Within the 1800s, malaria posed a lethal risk to British troops and officers stationed in India. The one identified treatment was quinine, extracted from the bark of the cinchona tree. Though extraordinarily bitter, quinine successfully handled and prevented the illness. To make the drugs extra palatable, the British blended quinine with water and sugar, creating what we now recognise as tonic water. Nevertheless, the bitterness lingered. British officers quickly started including their rationed gin, lime, and sometimes sugar or soda, leading to a extra fulfilling and drinkable concoction.

This mixture not solely masked quinine’s harsh style however served an essential medicinal goal. As British affect expanded globally, so did the recognition of the gin and tonic. By the twentieth century, it had left its medicinal roots behind, turning into synonymous with summer season evenings, refined tastes, and colonial nostalgia. Over time, the gin and tonic advanced right into a ritual, refreshment, and social treatment mixed, notably interesting throughout India’s harsh summers.

Growth in India’s Gin Market

As of 2025, India’s gin market is estimated to be value round $1.79 billion and is projected to develop to roughly $2.95 billion by 2032, at a compound annual development fee (CAGR) of about 7.4%, in response to Coherent Market Insights. This development is primarily pushed by growing disposable incomes, shifting preferences amongst youthful drinkers, and the booming cocktail tradition throughout India’s metropolitan cities. “India’s gin renaissance is not about catching up, it’s about carving out a brand new international id. With the gin class projected to the touch practically $3 billion by 2032, what’s actually thrilling is that Indian distillers are not following international cues. We’re now setting them,” mentioned Shekhar Swarup, Jt. Managing Director of Globus Spirits, the makers of the Indian gin TERAI.
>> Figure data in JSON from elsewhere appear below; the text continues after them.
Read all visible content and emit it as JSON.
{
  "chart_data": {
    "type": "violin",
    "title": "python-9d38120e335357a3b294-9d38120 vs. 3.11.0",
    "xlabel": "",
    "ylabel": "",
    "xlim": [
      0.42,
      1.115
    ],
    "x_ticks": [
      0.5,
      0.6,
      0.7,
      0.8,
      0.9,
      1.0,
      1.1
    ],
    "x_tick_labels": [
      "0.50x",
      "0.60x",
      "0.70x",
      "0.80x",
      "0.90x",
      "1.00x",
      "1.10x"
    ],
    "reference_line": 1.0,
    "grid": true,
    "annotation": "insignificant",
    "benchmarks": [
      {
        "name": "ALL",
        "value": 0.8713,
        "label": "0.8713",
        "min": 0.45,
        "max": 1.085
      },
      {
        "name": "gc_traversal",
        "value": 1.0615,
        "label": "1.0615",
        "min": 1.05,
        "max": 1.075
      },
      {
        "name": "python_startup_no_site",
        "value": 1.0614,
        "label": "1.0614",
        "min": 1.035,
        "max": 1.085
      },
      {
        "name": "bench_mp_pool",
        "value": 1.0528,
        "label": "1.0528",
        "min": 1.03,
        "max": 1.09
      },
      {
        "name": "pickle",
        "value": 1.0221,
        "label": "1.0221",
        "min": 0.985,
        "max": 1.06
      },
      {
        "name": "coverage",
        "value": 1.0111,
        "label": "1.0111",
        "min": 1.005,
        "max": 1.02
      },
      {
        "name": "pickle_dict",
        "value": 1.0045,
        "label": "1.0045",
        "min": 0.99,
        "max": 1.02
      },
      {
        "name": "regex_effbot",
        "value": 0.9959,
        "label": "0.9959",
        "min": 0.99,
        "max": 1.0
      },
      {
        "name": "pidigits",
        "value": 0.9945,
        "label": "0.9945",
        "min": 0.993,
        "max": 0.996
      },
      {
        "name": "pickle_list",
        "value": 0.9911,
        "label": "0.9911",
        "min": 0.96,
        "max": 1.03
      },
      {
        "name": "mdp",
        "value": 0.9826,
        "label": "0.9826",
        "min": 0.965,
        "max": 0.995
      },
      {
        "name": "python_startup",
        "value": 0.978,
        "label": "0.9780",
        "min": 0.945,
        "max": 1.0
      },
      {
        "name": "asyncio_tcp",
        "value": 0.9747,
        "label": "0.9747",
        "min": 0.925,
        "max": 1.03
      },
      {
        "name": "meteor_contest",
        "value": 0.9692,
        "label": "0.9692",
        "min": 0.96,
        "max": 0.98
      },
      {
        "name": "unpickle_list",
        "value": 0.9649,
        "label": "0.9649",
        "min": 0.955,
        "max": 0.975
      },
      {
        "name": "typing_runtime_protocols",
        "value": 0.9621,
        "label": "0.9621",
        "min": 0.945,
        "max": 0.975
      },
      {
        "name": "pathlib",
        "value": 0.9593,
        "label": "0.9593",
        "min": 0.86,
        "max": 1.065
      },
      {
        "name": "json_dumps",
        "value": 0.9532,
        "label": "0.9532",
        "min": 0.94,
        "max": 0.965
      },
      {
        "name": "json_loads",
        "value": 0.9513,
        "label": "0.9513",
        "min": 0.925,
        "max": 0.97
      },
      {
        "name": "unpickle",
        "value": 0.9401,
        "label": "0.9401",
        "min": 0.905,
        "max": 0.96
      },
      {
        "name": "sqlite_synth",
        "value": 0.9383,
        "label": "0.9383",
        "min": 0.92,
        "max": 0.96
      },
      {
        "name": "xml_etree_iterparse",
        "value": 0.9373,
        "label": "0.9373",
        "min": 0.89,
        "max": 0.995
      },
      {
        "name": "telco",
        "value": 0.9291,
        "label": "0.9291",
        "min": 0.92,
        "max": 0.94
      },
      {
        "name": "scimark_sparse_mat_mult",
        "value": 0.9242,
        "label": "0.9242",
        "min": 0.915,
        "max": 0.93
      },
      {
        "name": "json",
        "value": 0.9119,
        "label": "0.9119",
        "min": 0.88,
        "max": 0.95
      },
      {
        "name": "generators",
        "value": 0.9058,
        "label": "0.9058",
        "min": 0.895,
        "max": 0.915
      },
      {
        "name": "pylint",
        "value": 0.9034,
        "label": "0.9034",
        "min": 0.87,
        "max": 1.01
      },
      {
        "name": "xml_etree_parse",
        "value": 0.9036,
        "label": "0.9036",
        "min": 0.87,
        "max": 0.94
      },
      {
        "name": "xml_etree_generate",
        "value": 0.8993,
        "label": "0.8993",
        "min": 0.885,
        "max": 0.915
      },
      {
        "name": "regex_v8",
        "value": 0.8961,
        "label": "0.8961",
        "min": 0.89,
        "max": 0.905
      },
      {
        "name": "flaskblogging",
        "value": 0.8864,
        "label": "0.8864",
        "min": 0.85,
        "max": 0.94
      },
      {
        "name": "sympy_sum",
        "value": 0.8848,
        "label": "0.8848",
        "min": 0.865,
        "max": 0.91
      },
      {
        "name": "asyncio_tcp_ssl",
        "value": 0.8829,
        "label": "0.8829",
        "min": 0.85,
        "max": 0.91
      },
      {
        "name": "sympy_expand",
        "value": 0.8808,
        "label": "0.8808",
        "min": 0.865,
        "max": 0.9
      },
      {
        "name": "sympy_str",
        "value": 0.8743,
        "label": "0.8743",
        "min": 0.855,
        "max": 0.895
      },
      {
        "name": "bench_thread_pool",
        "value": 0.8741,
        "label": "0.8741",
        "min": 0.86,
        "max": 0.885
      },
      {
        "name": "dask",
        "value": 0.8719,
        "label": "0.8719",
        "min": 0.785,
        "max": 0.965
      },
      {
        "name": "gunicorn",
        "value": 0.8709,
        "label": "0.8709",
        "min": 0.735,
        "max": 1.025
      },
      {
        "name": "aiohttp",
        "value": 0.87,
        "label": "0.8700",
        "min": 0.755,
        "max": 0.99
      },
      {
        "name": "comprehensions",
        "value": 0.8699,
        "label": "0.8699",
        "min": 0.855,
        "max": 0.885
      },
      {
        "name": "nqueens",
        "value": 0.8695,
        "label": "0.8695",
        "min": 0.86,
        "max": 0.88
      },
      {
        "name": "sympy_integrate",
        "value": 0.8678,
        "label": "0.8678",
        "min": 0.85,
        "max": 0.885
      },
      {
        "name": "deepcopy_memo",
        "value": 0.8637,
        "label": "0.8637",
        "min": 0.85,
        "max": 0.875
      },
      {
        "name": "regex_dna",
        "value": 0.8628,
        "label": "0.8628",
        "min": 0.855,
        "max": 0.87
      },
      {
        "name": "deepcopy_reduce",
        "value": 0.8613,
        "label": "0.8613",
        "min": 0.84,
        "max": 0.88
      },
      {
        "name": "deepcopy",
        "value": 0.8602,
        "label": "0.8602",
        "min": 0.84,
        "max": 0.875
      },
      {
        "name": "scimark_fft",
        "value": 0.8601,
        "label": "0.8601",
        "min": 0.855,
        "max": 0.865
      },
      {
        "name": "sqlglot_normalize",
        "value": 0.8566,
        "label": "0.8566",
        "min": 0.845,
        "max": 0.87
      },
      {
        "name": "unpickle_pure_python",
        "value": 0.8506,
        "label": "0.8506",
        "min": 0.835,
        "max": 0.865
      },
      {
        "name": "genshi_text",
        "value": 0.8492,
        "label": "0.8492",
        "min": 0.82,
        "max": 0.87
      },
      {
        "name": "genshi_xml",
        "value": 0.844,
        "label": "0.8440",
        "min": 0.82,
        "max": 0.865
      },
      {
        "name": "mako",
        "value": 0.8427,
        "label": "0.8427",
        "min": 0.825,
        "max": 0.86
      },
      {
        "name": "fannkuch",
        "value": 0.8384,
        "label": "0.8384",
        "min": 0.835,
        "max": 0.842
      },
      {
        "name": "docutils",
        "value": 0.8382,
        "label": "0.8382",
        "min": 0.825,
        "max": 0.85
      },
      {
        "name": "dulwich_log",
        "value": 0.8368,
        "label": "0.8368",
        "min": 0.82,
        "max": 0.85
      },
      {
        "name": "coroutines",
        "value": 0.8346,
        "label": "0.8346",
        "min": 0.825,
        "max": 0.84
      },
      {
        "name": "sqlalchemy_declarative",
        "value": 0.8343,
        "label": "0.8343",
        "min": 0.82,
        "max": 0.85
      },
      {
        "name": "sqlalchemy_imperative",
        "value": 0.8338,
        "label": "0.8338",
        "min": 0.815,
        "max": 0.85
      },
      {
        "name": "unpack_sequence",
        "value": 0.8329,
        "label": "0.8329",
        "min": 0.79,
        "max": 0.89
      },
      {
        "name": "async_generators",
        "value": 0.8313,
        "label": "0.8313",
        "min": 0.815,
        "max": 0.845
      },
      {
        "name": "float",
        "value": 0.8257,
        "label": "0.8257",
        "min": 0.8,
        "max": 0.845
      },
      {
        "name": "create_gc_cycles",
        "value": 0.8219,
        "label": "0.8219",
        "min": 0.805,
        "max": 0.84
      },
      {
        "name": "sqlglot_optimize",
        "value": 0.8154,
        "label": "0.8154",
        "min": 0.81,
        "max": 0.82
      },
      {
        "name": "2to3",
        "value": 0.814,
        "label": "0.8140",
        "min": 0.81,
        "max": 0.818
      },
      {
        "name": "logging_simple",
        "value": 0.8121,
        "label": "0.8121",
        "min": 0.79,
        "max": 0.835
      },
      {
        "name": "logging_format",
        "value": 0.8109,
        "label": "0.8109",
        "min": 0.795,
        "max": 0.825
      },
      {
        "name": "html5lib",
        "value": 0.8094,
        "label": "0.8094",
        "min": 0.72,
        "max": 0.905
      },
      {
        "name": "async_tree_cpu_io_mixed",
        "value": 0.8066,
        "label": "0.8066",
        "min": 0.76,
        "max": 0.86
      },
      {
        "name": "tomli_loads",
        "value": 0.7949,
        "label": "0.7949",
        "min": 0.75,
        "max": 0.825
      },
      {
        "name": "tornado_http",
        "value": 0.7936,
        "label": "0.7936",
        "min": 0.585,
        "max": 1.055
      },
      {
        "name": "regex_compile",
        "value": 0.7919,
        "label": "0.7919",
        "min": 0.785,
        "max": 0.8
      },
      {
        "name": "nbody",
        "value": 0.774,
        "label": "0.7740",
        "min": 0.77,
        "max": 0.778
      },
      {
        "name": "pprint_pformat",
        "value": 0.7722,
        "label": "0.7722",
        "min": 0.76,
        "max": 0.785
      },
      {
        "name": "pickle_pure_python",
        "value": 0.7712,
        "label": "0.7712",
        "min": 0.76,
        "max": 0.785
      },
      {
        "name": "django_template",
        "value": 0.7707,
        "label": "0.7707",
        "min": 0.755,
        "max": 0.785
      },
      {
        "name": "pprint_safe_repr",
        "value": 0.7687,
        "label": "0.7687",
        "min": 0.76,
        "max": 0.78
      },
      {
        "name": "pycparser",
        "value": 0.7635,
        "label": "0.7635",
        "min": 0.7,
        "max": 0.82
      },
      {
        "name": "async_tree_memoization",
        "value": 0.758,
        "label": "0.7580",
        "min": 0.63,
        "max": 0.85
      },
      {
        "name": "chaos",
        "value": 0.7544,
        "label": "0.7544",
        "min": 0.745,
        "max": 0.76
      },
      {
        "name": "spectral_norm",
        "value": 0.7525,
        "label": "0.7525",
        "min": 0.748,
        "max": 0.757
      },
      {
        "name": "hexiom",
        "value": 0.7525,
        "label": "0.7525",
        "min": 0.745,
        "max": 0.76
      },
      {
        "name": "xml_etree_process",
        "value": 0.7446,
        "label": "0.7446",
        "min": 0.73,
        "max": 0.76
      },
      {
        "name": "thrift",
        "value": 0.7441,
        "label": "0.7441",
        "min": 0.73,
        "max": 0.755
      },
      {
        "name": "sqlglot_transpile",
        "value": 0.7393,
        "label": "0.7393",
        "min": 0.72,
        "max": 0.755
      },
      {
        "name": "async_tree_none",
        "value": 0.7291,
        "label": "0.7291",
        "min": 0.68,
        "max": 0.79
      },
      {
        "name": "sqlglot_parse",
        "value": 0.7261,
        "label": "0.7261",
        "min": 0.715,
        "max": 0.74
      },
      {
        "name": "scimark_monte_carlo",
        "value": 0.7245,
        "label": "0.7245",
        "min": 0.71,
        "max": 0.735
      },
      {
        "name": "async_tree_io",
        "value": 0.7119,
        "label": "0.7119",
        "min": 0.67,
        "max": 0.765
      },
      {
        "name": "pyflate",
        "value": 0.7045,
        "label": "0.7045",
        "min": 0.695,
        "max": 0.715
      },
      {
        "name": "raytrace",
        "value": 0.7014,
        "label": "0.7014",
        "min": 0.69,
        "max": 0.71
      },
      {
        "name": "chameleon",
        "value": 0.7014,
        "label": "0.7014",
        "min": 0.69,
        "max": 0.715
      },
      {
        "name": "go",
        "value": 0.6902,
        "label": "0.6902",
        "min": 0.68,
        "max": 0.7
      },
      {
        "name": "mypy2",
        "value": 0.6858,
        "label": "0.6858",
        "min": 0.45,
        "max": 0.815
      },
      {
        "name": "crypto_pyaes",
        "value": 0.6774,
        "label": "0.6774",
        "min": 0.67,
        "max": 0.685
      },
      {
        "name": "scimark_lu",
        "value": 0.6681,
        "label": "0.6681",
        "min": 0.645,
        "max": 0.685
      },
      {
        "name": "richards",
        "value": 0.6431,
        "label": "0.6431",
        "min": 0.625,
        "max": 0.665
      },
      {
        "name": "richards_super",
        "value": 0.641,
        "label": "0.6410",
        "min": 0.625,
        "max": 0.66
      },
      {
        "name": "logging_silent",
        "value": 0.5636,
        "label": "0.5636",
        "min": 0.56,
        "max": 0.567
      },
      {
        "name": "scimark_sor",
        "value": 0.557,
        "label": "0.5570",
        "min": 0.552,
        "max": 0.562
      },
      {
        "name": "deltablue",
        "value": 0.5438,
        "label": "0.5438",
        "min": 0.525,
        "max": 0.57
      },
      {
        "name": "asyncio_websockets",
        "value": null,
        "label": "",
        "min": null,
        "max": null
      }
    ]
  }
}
Including momentum to this rise is India’s thriving craft gin revolution. Homegrown manufacturers like Jaisalmer, TERAI, Stranger & Sons, Larger Than, Samsara and Jin Jiji are creatively experimenting with native botanicals resembling tulsi, gondhoraj lemons, mulberry, and tea leaves. This exploration of uniquely Indian flavours appeals to a rising shopper base excited about artisanal, domestically crafted spirits, and aligns with the worldwide traits in direction of authenticity, sustainability, and cultural pleasure.

As an illustration, within the class of flavoured gins, the primary Restricted Version launch within the ‘TERAI – The BAAGH Explorations’ vary is ‘Expression 01: Contemporary Litchis & Mulberries’. This vivid, layered spirit opens with the juiciness of ripe litchis and the depth of mulberries with delicate hints of rose and lavender for a well-balanced, flavourful profile.

Terai India Craft Gin: Litchi & Mulberries

Speaking concerning the newest addition, Swarup mentioned, “At TERAI India Dry Gin, our imaginative and prescient is to raise India’s wealthy agricultural variety and botanical abundance into craft expressions that resonate far past our borders. Our new vary of Restricted Editions, The BAAGH Explorations, is rooted on this very thought. It’s a journey to the farms of the SWARUP household in Jarauda, Uttar Pradesh, expressed by way of these pleasant small batch distillates. This journey celebrates the land, the craft & the love that binds the household collectively…  Greater than only a flavoured gin, Terai India Craft Gin – Litchi & Mulberries is an invite to expertise India by way of its seasons, scents, and tales. Globally, drinkers are shifting past impartial profiles, they’re in search of boldness, provenance, and which means in each sip.”

What started as a colonial coping mechanism has reworked right into a booming way of life pattern in modern India. On World Gin Day 2025, every G&T poured is greater than a refreshing drink—it’s a toast to India’s progressive spirit and its fascinating journey by way of historical past. With homegrown manufacturers gaining worldwide acclaim and a growth within the home market, the way forward for Indian gin seems to be promising, each at residence and on the worldwide stage.